A Vingança de Prishchepa: nós que sabemos de guerras o que nos contam a televisão, ou manchetes de jornais, jamais saberemos da violência real que ela gera. Tudo bem, todo mundo viu as fotos dos judeus mortos, ou os vídeos inacreditáveis onde montes de seres humanos eram arrastados para valas comuns como lixo, mas mesmo assim essas imagens se misturam a outras e logo se perdem, ou quem sabe, escondê-las de nós mesmos seja um aprendizado para manter a sanidade. Assim quando lemos a narrativa de Prishchepa ficamos incomodados, após ter sua família assassinada e todas os bens divididos entre diversos habitantes da cidade onde morava, a vingança imaginada e efetivada por ele, ainda assim, consegue surpreender. “Nas palhoças onde encontrou utensílios que pertenceram a sua mãe, um cachimbo que fora de seu pai, esfaqueou impiedosamente mulheres velhas, pendurou cães sobre poços, conspurcou ícones, sujando-os de excrementos”. Por esse breve relato pode-se ter uma pálida idéia do que a guerra faz com a humanidade, em princípios, amedronta, para logo em seguido animalizar.

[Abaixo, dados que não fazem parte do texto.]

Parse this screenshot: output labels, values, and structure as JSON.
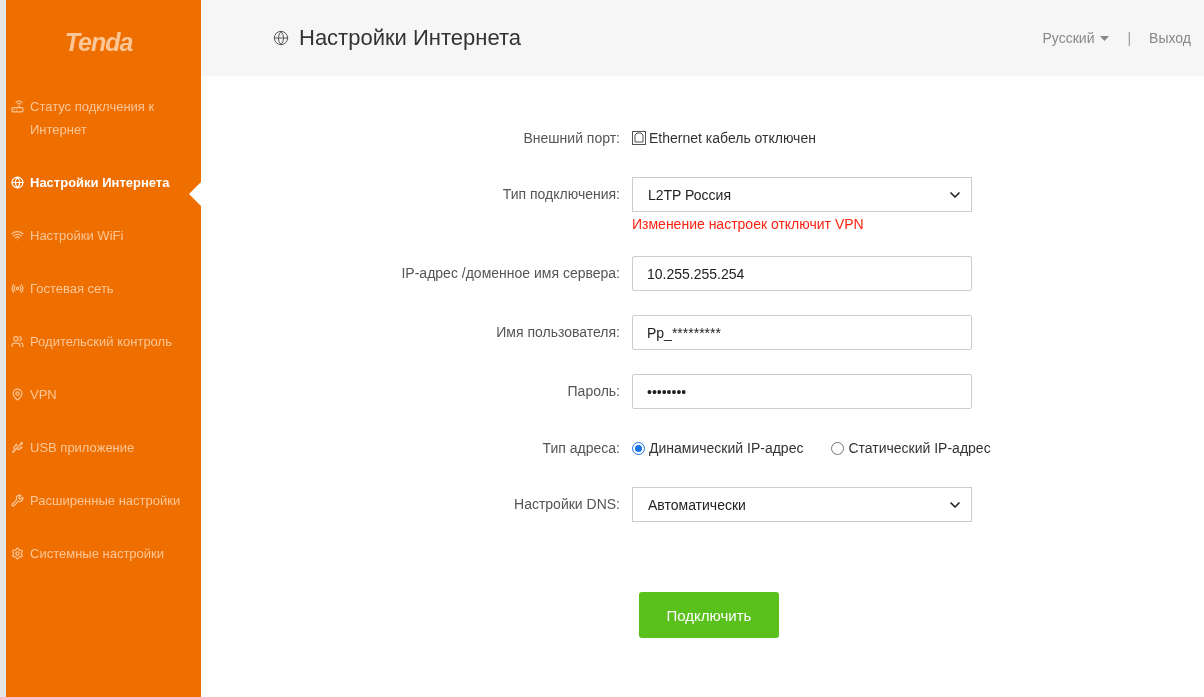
{
  "logo": "Tenda",
  "sidebar": {
    "items": [
      {
        "label": "Статус подклчения к Интернет",
        "selected": false
      },
      {
        "label": "Настройки Интернета",
        "selected": true
      },
      {
        "label": "Настройки WiFi",
        "selected": false
      },
      {
        "label": "Гостевая сеть",
        "selected": false
      },
      {
        "label": "Родительский контроль",
        "selected": false
      },
      {
        "label": "VPN",
        "selected": false
      },
      {
        "label": "USB приложение",
        "selected": false
      },
      {
        "label": "Расширенные настройки",
        "selected": false
      },
      {
        "label": "Системные настройки",
        "selected": false
      }
    ]
  },
  "header": {
    "title": "Настройки Интернета",
    "language": "Русский",
    "separator": "|",
    "logout": "Выход"
  },
  "form": {
    "rows": [
      {
        "kind": "status",
        "label": "Внешний порт:",
        "value": "Ethernet кабель отключен"
      },
      {
        "kind": "select",
        "label": "Тип подключения:",
        "value": "L2TP Россия",
        "warning": "Изменение настроек отключит VPN"
      },
      {
        "kind": "text",
        "label": "IP-адрес /доменное имя сервера:",
        "value": "10.255.255.254"
      },
      {
        "kind": "text",
        "label": "Имя пользователя:",
        "value": "Pp_*********"
      },
      {
        "kind": "text",
        "label": "Пароль:",
        "value": "••••••••"
      },
      {
        "kind": "radio",
        "label": "Тип адреса:",
        "options": [
          {
            "label": "Динамический IP-адрес",
            "selected": true
          },
          {
            "label": "Статический IP-адрес",
            "selected": false
          }
        ]
      },
      {
        "kind": "select",
        "label": "Настройки DNS:",
        "value": "Автоматически"
      }
    ]
  },
  "connect_button": "Подключить"
}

Sal: todo mundo sabe do tratamento dado a estupradores nas prisões, mas e os tratamentos dispensados às mulheres numa guerra, imaginam ao menos? Acredito que não. Em Sal pode-se até sorrir diante do bom tratamento dado a uma delas, uma mãe carregando um filho no colo, que pede para que a deixem viajar junto com eles “nessas estações temos passado por grandes dificuldades”; esta se livra do estupro, pois “lembrem-se de suas mães, e assim compreenderão que não devem falar desta maneira”. “A instalaram no carro, competindo uns com os outros nas atenções que lhe prestavam”. Essa bucólica cena colocando num mesmo compartimento lobos e o alimento deles logo desaba, pois “permita-me descrever-lhe aqui a inconsciência das mulheres, que não estão nos ajudando em nada”. Quando os cossacos descobrem-se traídos pela mulher, que carregava um saco de sal e não um bebê, “mas veja os cossacos, minha boa mulher, os rapazes que a puseram num pedestal, por ser uma mãe que trabalhou pela república. Veja essas duas moças que choram agora pelo que lhes fizemos esta noite. Pense nas esposas, que nos trigais de Kuban gastam suas forças sem seus maridos, e eles também sozinhos, vendo-se na dura necessidade de violar as jovens que encontram”. Veja vocês a dura realidade para a mulher. Lembram-se da guerra na antiga Iuguslávia? Milhares de mulheres muçulmanas foram estupradas pelos sérvios numa verdadeira faxina étnica? No conto a sorte da mulher foi outra: “assim, tirei o meu fiel rifle, preso à parede do carro, e lavei aquela mancha da face da terra dos trabalhadores e da república”.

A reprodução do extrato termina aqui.